Jejak Langkah

Kamis, 12 Maret 2020

Ketabahan Seorang Kiai Maktum


Oleh Moh. Ghufron Cholid

Dan benar-benar kami ujia kalian dengan sesuatu dari ketakukan, kelaparan dan kekurangan harta juga jiwa serta buah-buahan dan jadilah kalian orang-orang yang sabar. Yaitu, apabila mendapat musibah berucap semua dari Allah dan kepada Allah segala kembali."

Menjadi santri dan dipertemukan dengan seorang kiai, adalah berkah yang tidak bisa saya ingkari, dari sosok kiai segala pelajaran berarti bisa dipelajari. Sekali kiai tetap jadi kiai sebab tak ada mantan kiai sekalipun sudah boyong dari pesantren bergelar alumni.

Sakit bisa dialami siapa saja, baik orang biasa kiai ataupun sebangsa nabi. Sakit adalah tanda bahwa seseorang adalah hamba, yang serba berada dalam keterbatasan. Sakit nama lain dari batas sehat. Nama lain kebebasan manusia dalam mendapatkan sehat terikat ruang dan waktu.

Rasa sakit yang dialami manusia merupakan bukti adanya kekuatan maha dahsyat yang sangat tinggi, yang tidak bisa disaingi ciptaan. Sesuatu tersebut kita sebut Tuhan.

Mengenal Kiai Maktum di kala sehat dan sakit, tidak ada perbedaan yang mencolok.

Pimpinan dan Pengasuh Al-Amien Prenduan yang juga alumni Gontor masih mampu menyembunyikan rasa sakitnya di balik senyum, yang kerap diberikan kepada tiap orang yang ditemui. Kening Kiai Maktum masih tetap berbinar. Memancar cahaya, ada kesabaran yang begitu tampak mengakar.

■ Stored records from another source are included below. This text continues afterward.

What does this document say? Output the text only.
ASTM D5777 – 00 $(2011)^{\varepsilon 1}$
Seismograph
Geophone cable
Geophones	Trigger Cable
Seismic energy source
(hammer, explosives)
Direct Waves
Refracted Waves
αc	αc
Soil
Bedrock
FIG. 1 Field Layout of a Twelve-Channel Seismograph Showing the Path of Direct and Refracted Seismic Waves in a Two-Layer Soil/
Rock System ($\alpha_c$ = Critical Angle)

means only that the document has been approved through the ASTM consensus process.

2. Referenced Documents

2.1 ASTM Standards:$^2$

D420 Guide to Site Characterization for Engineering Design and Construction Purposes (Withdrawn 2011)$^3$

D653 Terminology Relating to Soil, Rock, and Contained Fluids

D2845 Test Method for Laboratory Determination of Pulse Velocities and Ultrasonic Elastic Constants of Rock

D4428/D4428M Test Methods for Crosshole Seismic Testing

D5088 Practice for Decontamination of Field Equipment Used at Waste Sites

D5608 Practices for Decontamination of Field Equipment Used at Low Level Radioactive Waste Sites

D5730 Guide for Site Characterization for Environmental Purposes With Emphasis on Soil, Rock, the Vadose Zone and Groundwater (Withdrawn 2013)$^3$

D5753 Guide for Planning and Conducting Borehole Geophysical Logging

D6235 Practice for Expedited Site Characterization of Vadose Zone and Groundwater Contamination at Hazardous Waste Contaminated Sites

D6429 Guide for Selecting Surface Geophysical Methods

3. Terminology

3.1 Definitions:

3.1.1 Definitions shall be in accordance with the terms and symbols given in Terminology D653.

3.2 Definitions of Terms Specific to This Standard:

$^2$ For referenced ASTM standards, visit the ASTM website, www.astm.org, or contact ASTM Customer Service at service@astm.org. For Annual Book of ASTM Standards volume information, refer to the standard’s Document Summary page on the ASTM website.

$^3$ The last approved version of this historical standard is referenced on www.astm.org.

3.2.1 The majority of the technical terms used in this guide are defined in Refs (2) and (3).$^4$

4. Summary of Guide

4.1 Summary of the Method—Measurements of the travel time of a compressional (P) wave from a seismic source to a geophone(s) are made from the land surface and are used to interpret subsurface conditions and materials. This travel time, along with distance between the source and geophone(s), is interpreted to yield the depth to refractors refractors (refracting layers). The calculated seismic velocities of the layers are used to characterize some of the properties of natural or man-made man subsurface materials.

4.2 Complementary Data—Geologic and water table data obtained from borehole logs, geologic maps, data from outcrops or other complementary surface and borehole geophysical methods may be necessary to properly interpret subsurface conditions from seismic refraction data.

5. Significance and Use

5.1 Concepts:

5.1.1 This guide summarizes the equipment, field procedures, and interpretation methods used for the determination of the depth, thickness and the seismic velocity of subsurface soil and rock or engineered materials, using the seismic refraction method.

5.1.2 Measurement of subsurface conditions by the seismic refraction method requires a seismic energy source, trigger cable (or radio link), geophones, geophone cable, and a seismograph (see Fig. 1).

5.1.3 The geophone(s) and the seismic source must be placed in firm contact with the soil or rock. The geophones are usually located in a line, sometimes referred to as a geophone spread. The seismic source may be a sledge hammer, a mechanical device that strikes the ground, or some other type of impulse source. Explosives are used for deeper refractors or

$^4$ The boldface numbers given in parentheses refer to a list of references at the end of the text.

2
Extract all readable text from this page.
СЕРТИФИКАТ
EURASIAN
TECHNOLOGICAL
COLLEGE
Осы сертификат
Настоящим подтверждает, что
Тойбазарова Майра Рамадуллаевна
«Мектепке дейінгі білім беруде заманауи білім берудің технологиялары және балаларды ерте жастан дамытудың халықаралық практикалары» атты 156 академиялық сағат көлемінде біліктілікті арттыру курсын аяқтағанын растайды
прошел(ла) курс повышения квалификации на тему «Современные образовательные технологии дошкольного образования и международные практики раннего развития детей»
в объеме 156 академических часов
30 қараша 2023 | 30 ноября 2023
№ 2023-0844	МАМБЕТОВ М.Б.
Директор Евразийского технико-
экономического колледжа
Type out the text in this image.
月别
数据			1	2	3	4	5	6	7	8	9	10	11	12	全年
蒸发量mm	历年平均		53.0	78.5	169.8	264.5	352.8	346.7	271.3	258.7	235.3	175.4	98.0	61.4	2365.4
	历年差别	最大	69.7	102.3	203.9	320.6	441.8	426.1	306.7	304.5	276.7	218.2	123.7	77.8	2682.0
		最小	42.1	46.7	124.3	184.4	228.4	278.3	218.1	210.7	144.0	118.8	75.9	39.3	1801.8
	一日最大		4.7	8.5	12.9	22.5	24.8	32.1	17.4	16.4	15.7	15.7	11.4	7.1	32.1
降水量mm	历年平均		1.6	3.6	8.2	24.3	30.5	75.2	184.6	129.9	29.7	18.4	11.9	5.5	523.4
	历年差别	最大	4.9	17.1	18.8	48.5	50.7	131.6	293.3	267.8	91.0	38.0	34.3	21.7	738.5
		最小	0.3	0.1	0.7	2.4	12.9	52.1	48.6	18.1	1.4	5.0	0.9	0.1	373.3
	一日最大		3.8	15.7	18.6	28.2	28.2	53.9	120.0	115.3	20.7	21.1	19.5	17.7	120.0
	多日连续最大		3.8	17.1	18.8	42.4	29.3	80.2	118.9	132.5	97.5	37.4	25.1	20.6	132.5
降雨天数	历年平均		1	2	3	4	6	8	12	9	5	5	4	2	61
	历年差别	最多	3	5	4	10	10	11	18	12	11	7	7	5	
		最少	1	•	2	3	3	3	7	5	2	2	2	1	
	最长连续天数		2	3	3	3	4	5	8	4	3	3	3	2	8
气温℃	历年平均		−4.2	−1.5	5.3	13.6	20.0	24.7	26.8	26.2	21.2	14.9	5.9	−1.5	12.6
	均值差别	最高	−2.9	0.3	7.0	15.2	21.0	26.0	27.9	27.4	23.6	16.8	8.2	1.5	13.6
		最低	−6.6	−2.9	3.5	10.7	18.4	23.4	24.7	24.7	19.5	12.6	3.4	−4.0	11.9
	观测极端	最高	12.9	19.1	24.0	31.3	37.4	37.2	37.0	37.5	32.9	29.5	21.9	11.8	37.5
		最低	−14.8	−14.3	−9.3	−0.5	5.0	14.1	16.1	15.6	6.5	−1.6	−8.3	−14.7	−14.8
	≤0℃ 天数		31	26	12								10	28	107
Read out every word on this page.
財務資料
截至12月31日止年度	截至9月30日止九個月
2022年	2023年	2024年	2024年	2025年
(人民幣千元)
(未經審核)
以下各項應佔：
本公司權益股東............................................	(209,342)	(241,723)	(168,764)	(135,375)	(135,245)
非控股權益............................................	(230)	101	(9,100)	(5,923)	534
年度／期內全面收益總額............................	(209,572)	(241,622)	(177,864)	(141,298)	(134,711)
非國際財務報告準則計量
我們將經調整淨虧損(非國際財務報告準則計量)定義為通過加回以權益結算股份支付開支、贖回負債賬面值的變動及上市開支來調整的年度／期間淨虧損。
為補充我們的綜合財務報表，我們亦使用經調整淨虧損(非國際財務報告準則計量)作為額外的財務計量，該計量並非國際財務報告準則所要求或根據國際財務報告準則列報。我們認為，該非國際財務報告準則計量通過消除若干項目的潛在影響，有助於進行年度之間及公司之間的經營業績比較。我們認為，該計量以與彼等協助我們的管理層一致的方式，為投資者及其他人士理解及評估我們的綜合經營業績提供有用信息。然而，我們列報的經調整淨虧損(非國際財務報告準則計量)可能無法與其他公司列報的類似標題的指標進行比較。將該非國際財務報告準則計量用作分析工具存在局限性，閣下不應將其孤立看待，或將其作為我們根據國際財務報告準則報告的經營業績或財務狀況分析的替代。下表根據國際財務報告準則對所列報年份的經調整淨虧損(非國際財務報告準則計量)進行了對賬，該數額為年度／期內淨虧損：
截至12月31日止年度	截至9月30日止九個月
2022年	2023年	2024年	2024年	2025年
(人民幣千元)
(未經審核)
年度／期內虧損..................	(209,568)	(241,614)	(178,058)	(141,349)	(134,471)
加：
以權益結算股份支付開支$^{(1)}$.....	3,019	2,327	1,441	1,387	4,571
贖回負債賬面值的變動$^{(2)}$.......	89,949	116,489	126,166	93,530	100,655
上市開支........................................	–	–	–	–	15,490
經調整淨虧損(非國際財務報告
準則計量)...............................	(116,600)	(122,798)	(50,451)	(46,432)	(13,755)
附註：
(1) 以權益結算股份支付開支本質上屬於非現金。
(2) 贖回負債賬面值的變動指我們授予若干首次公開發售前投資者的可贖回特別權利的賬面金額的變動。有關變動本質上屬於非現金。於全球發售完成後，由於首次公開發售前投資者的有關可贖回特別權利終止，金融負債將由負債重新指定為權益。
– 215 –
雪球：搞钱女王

Ketika Kiai Maktum sakit di rawat rumah sakit dekat bandara, saya datang sowan untuk menjenguk sekaligus mengabdi barang sehari. Saya ingin lebih dekat mengenal sosoknya dari jarak terdekat, dari jarak yang bisa disaksikan bukan dari jarak yang mendengar cerita-cerita orang seputar Kiai Maktum.

Paking tidak berada di rumah sakit, berada di dekat Kiai saya menemukan pelajaran berharga bahwa ketika sakit Kiai Maktum, tidak ingin menebar cemas di hati orang-orang dicintainya. Kiai Maktum masih tetap dengan senyum khasnya. Lewat senyumnya, Kiai Maktum seakan ingin berucap sejatinya dalam keadaan baik-baik saja.

Kiai Maktum seakan lebih memantapkan hati bahwa sakit yang dialami beliau adalah jalan cinta yang mesti ditempuh dengan ketabahan. Ketabahan yang ditampilkan tidak dalam bentuk yang penuh cekam, melainkan diperkenalkan secara natural lewat senyum yang diberikan.

Kiai Maktum seakan ingin berpesan bahwa rasa sakit bukan alasan merintih dan menebar rasa cemas. Sakit oleh Kiai Maktum dimaknai jalan ibadah mendekatkan diri kepada Allah lewat jalan sabar dan jalan menyedekahkan senyuman.

Kiai Maktum seakan ingin memberi tahu bahwa tersenyum di waktu sakit adalah cara mengobati penyakit.

Berada di rumah sakit, mengamati dari jarak dekat ketika Kiai Maktum sakit, ada pelajaran berharga bahwa beribadah kepada Allah memiliki ragam jalan dan ketika berada dalam masa sakit, jalan ibadahnya berupa bersabar. Tabah seraya menebar senyum yang rekah.